Scientists at Harvard create a battery inspired by vitamin
Harvard researchers have identified a whole new class of high-performing organic molecules, inspired by vitamin B2, that can safely store electricity from intermittent energy sources like solar and wind power in large batteries.
According to the researchers, these high-performing organic molecules can safely store electricity from intermittent energy sources such as solar and wind power in large batteries.
Flow batteries are a cheaper alternative for energy storage. However, the disadvantage is that they often make use of rare earth metals and toxic compounds. Harvard scientists had been working on cheaper, non-toxic and non-flammable alternatives since last year. They were able to develop a high-capacity flow battery that stored energy in organic molecules called quinones and a food additive called ferrocyanide.
While the versatile quinones show great promise for flow batteries, Harvard researchers continued to explore other organic molecules in pursuit of even better performance but finding that same versatility in other organic systems has been challenging.
“Now, after considering about a million different quinones, we have developed a new class of battery electrolyte material that expands the possibilities of what we can do,” Kaixiang Lin, first author of the study, said in a press release.
In this most recent research, the team found inspiration in vitamin B2, which helps to store energy from food in the body. The key difference between B2 and quinones is that nitrogen atoms, instead of oxygen atoms, are involved in picking up and giving off electrons.
“Its simple synthesis means it should be manufacturable on a large scale at a very low cost, which is an important goal of this project.”

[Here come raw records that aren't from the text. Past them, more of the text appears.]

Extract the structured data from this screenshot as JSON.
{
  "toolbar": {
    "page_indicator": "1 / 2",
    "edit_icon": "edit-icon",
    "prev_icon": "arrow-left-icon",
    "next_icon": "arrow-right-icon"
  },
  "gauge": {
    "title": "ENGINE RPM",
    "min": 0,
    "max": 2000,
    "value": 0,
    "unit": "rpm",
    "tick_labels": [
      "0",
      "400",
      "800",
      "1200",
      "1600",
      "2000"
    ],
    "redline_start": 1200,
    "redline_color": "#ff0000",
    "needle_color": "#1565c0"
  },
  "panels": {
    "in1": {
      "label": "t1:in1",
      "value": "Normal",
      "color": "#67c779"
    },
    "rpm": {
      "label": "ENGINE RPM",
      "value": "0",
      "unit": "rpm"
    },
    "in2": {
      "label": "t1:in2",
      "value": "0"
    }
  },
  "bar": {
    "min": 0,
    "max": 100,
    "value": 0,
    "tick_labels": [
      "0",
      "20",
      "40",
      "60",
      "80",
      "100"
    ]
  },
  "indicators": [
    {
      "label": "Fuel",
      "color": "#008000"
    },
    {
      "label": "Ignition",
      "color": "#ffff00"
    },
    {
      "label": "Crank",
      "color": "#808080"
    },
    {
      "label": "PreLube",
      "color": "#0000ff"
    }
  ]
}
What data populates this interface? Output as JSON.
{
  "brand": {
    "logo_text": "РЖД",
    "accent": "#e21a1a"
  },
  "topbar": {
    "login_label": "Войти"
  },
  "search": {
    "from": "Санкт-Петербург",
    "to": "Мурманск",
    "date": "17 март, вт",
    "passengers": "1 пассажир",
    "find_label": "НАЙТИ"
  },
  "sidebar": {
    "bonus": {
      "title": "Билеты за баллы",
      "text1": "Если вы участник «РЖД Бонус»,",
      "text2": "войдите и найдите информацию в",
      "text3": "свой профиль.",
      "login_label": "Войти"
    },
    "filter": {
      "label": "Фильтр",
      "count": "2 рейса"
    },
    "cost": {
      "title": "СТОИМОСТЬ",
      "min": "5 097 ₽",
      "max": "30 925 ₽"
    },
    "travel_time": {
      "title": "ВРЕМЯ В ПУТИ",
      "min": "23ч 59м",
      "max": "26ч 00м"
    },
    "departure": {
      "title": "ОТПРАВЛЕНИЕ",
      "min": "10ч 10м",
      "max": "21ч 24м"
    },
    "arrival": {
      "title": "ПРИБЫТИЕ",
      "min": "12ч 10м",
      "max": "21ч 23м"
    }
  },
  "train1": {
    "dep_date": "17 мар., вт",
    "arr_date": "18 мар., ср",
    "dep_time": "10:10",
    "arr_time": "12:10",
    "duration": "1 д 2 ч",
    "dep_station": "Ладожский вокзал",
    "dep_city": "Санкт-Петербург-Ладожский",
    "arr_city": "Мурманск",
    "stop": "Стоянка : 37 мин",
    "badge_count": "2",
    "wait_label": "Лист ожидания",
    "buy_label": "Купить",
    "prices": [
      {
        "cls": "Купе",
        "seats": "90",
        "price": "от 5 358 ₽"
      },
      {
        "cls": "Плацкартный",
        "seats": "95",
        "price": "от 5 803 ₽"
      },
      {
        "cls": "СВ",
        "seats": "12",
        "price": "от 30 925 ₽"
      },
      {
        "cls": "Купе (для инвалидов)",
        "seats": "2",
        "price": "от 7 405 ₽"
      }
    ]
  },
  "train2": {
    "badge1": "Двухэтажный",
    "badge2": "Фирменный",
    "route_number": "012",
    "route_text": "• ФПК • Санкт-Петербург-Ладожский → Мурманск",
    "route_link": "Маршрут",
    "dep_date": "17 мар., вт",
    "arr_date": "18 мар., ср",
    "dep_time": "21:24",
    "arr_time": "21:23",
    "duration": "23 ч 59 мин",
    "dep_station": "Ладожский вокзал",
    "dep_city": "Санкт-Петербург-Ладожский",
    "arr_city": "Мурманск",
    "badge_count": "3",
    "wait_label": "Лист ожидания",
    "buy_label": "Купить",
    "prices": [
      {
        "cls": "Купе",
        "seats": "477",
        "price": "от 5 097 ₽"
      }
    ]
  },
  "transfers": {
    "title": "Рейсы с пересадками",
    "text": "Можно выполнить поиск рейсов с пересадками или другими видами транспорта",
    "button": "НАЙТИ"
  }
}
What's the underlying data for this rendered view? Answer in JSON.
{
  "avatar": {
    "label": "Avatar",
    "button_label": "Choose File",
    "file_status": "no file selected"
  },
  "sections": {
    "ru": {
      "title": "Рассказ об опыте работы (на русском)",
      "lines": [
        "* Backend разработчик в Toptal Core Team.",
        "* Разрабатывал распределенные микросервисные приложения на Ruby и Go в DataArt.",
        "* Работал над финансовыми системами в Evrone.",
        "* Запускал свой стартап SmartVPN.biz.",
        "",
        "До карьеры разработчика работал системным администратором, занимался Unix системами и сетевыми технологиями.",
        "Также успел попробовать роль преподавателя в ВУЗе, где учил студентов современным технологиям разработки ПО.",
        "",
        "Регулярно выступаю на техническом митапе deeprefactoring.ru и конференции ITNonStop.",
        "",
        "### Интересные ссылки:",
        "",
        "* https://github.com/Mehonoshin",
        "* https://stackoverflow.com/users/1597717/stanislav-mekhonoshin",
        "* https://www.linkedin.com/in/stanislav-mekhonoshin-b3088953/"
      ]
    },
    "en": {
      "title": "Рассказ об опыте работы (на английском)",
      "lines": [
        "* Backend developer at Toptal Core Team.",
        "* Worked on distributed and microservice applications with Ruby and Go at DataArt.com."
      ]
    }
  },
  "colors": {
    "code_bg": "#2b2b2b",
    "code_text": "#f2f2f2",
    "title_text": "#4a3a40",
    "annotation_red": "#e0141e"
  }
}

With a few tweaks to the original B2 molecule, the scientists discovered a new group of organic molecules that make good candidates for alkaline flow batteries.
“They have high stability and solubility and provide high battery voltage and storage capacity. Because vitamins are remarkably easy to make, this molecule could be manufactured on a large scale at a very low cost,” co-researcher Michael Aziz said in a statement.
“We designed these molecules to suit the needs of our battery, but really it was nature that hinted at this way to store energy,” said Gordon, co-senior author of the paper. “Nature came up with similar molecules that are very important in storing energy in our bodies.”
The team will continue to explore quinones, as well as this new universe of molecules, in pursuit of a high-performing, long-lasting and inexpensive flow battery.
Harvard’s Office of Technology Development has been working closely with the research team to navigate the shifting complexities of the energy storage market and build relationships with companies well positioned to commercialize the new chemistries.
The paper was authored by Lin, Aziz, Gordon, Aspuru-Guzik, Rafael Gómez-Bombarelli, Eugene S. Beh, Liuchuan Tong, Qing Chen, and Alvaro Valle and is published in Nature Energy.